When the film steps into that monologue, it uses very still shots forcing you to face Tre and really hear what he’s saying, which draws the emotion out further when interlaced with his mother’s realisations of how she needs to change. It uses that fairly still, close style consistently so that the moment it breaks away from it, deepens the impact of the emotionally charged scene. One of the other great choices these filmmakers made was to keep almost the entirety of the film taking place within their family home, it keeps the focus on their dynamic and continually pushes the themes of family, relationships and responsibility. The whole style works together extremely well to bring through the drama without losing that subtlety, it’s especially impressive given that there are elements of this story we’ve seen before but where others might have tried to ramp up the melodrama or darkness, this film focuses on what matters, family. It doesn’t show you what happens to Tre outside of his home and it doesn’t need to because it gives you everything you need to figure it out, and it’s smart enough to not take attention away from its core message.
There’s a lot of emotion coming through in this story and to tell it in such a short amount of time, it requires strong performances that can get across those feelings without too much dialogue and these actors undeniably achieve that. With Wilson taking the lead, he creates a complex character in Tre and manages to show a lot of different sides to him which gives you a well-rounded view of someone you could happily keep watching after the credits roll. Dia as Tre’s mother similarly gives a great performance, she really captures that bitter edge and unstable behaviour that they’re going for.

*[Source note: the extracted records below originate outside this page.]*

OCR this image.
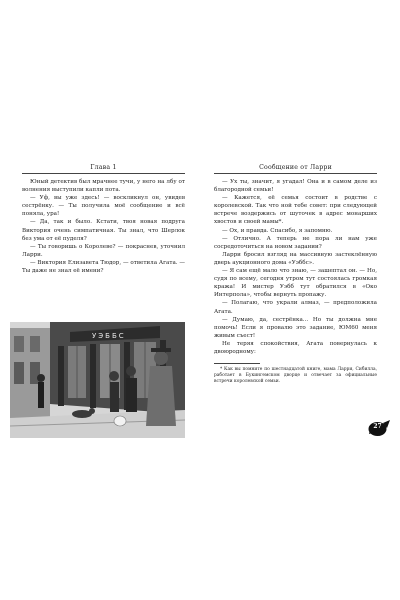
Глава 1

Юный детектив был мрачнее тучи, у него на лбу от волнения выступили капли пота.

— Уф, вы уже здесь! — воскликнул он, увидев сестрёнку. — Ты получила моё сообщение и всё поняла, ура!

— Да, так и было. Кстати, твоя новая подруга Виктория очень симпатичная. Ты знал, что Шерлок без ума от её пуделя?

— Ты говоришь о Королеве? — покраснев, уточнил Ларри.

— Виктория Елизавета Тюдор, — ответила Агата. — Ты даже не знал её имени?

УЭББС
Сообщение от Ларри

— Ух ты, значит, я угадал! Она и в самом деле из благородной семьи!

— Кажется, её семья состоит в родстве с королевской. Так что ной тебе совет: при следующей встрече воздержись от шуточек в адрес монарших хвостов и своей мамы*.

— Ох, и правда. Спасибо, я запомню.

— Отлично. А теперь не пора ли нам уже сосредоточиться на новом задании?

Ларри бросил взгляд на массивную застеклённую дверь аукционного дома «Уэббс».

— Я сам ещё мало что знаю, — зашептал он. — Но, судя по всему, сегодня утром тут состоялась громкая кража! И мистер Уэбб тут обратился в «Око Интерпола», чтобы вернуть пропажу.

— Полагаю, что украли алмаз, — предположила Агата.

— Думаю, да, сестрёнка... Но ты должна мне помочь! Если я провалю это задание, ЮМ60 меня живым съест!

Не теряя спокойствия, Агата повернулась к двоюродному:

* Как вы помните по шестнадцатой книге, мама Ларри, Сибилла, работает в Букингемском дворце и отвечает за официальные встречи королевской семьи.

27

You don’t come across that many films about deaf people despite the fact that there are millions upon millions of people with disabling hearing loss around the world. This film cleverly strikes the balance of acknowledging the disability while showing you that he’s not defined by that. The way that it uses sound throughout makes it a definitive part of the film and explores that side of his life but in a way that develops his character rather than shifting focus onto his disability.
Trio is sweet, authentic, heart-warming, heart-breaking and an excellently made short film. Its style has an elegant simplicity to it but its story is layered and doesn’t forget to add a dose of reality. It has a strong atmosphere, it moves with a rhythm and brings everything together smoothly to make the biggest impact. Where others would have gotten distracted by telling the story of what happens outside the home, this story of family and struggle focuses on what matters.